Bem, nossa mãe era muito bela, de cabelos e olhos pretos e pele muito branca.Era neta de Açorianos. Tu viste que a Alma a chamava "'a Açoriana", e tinham problemas uma com a outra, pois minha mãe temia um destino de artista para qualquer um de nós, não sei bem porquê. Ou talvez agora saiba, depois do que aconteceu com a Alma. Mas nossa mãe, Ana Morgado, faleceu quando eu tinha19 anos e a Alma 16. E tinhamos uma irmã mais velha que foi a asa negra da Alma, na nossa infância e tornou-se mesmo sua inimiga quase até o fim (no momento da morte pediu perdão à Alma). Ela foi assassinada pelo meu marido Geraldo, que numa disputa pela herança de nosso pai, se revelou um verdadeiro bandido. Ai! Bento, tenho até vergonha de contar essas coisas, pois minha família acabou desfuncional, e até mesmo trágica. Para saber tudo o que aconteceu, sería melhor tu leres o romance autobiográfico da Alma, A Herança, que está ainda inédito. Se quizeres vou fazer uma cópia xerox para enviar a ti.
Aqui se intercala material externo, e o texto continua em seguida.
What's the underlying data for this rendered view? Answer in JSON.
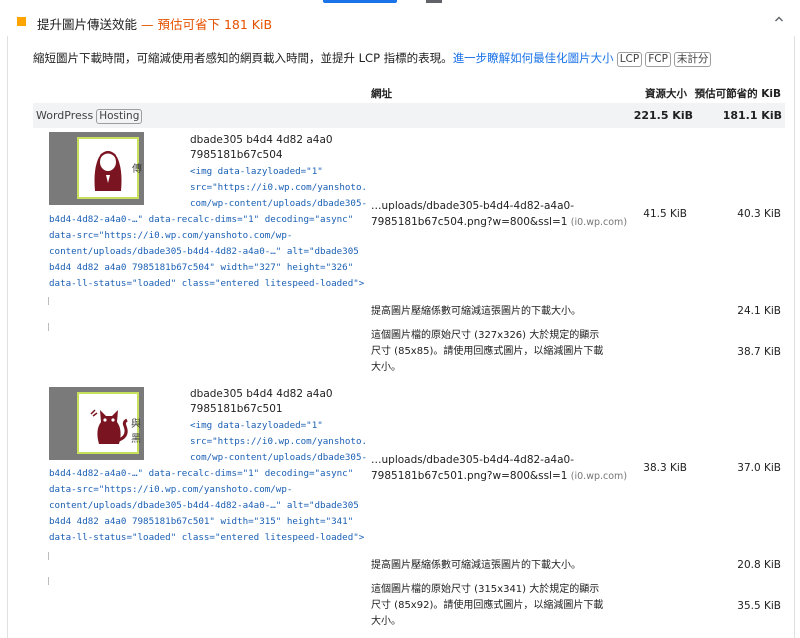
{
  "header": {
    "title": "提升圖片傳送效能",
    "savings": "— 預估可省下 181 KiB"
  },
  "description": {
    "text": "縮短圖片下載時間，可縮減使用者感知的網頁載入時間，並提升 LCP 指標的表現。",
    "link": "進一步瞭解如何最佳化圖片大小",
    "tags": [
      "LCP",
      "FCP",
      "未計分"
    ]
  },
  "table": {
    "columns": {
      "url": "網址",
      "resource_size": "資源大小",
      "est_savings": "預估可節省的 KiB"
    },
    "group": {
      "name": "WordPress",
      "tag": "Hosting",
      "resource_size": "221.5 KiB",
      "est_savings": "181.1 KiB"
    },
    "items": [
      {
        "thumb_ghost": "傳",
        "name_line1": "dbade305 b4d4 4d82 a4a0",
        "name_line2": "7985181b67c504",
        "code": [
          "<img data-lazyloaded=\"1\"",
          "src=\"https://i0.wp.com/yanshoto.",
          "com/wp-content/uploads/dbade305-",
          "b4d4-4d82-a4a0-…\" data-recalc-dims=\"1\" decoding=\"async\"",
          "data-src=\"https://i0.wp.com/yanshoto.com/wp-",
          "content/uploads/dbade305-b4d4-4d82-a4a0-…\" alt=\"dbade305",
          "b4d4 4d82 a4a0 7985181b67c504\" width=\"327\" height=\"326\"",
          "data-ll-status=\"loaded\" class=\"entered litespeed-loaded\">"
        ],
        "url_line1": "…uploads/dbade305-b4d4-4d82-a4a0-",
        "url_line2": "7985181b67c504.png?w=800&ssl=1",
        "host": "(i0.wp.com)",
        "resource_size": "41.5 KiB",
        "est_savings": "40.3 KiB",
        "sub_compress": "提高圖片壓縮係數可縮減這張圖片的下載大小。",
        "sub_compress_savings": "24.1 KiB",
        "sub_resize": [
          "這個圖片檔的原始尺寸 (327x326) 大於規定的顯示",
          "尺寸 (85x85)。請使用回應式圖片，以縮減圖片下載",
          "大小。"
        ],
        "sub_resize_savings": "38.7 KiB"
      },
      {
        "thumb_ghost": "與黑",
        "name_line1": "dbade305 b4d4 4d82 a4a0",
        "name_line2": "7985181b67c501",
        "code": [
          "<img data-lazyloaded=\"1\"",
          "src=\"https://i0.wp.com/yanshoto.",
          "com/wp-content/uploads/dbade305-",
          "b4d4-4d82-a4a0-…\" data-recalc-dims=\"1\" decoding=\"async\"",
          "data-src=\"https://i0.wp.com/yanshoto.com/wp-",
          "content/uploads/dbade305-b4d4-4d82-a4a0-…\" alt=\"dbade305",
          "b4d4 4d82 a4a0 7985181b67c501\" width=\"315\" height=\"341\"",
          "data-ll-status=\"loaded\" class=\"entered litespeed-loaded\">"
        ],
        "url_line1": "…uploads/dbade305-b4d4-4d82-a4a0-",
        "url_line2": "7985181b67c501.png?w=800&ssl=1",
        "host": "(i0.wp.com)",
        "resource_size": "38.3 KiB",
        "est_savings": "37.0 KiB",
        "sub_compress": "提高圖片壓縮係數可縮減這張圖片的下載大小。",
        "sub_compress_savings": "20.8 KiB",
        "sub_resize": [
          "這個圖片檔的原始尺寸 (315x341) 大於規定的顯示",
          "尺寸 (85x92)。請使用回應式圖片，以縮減圖片下載",
          "大小。"
        ],
        "sub_resize_savings": "35.5 KiB"
      }
    ]
  }
}
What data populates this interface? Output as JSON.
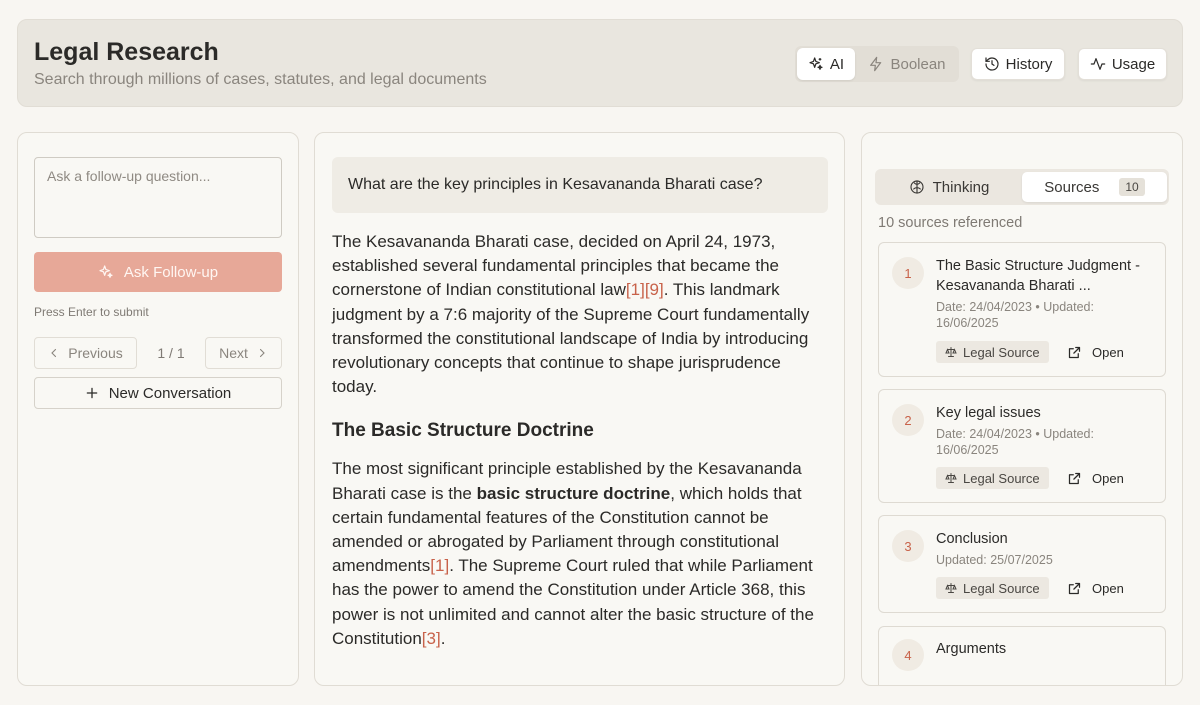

Dou-me conta, ao querer falar de mim, que estou dentro de uma saga de família, romanesca e quase absurda. Tanto mais que agora nossa estância está assombrada pela Alma, e só se fala disso por aqui. Há um culto dela aqui no nosso pampa, e os peões já inventam lendas sobre ela. Alguns já a viram vagando pelos arredores do casarão e até na pradaria. Há um um umbu, na colina, do "enforcado" que eles dizem que ela aparece em noite de lua cheia, chorando e estendendo os braços para a lua.Já foi vista também galopando em pelo, de noite, nua, como ela fazia mesmo, às vezes.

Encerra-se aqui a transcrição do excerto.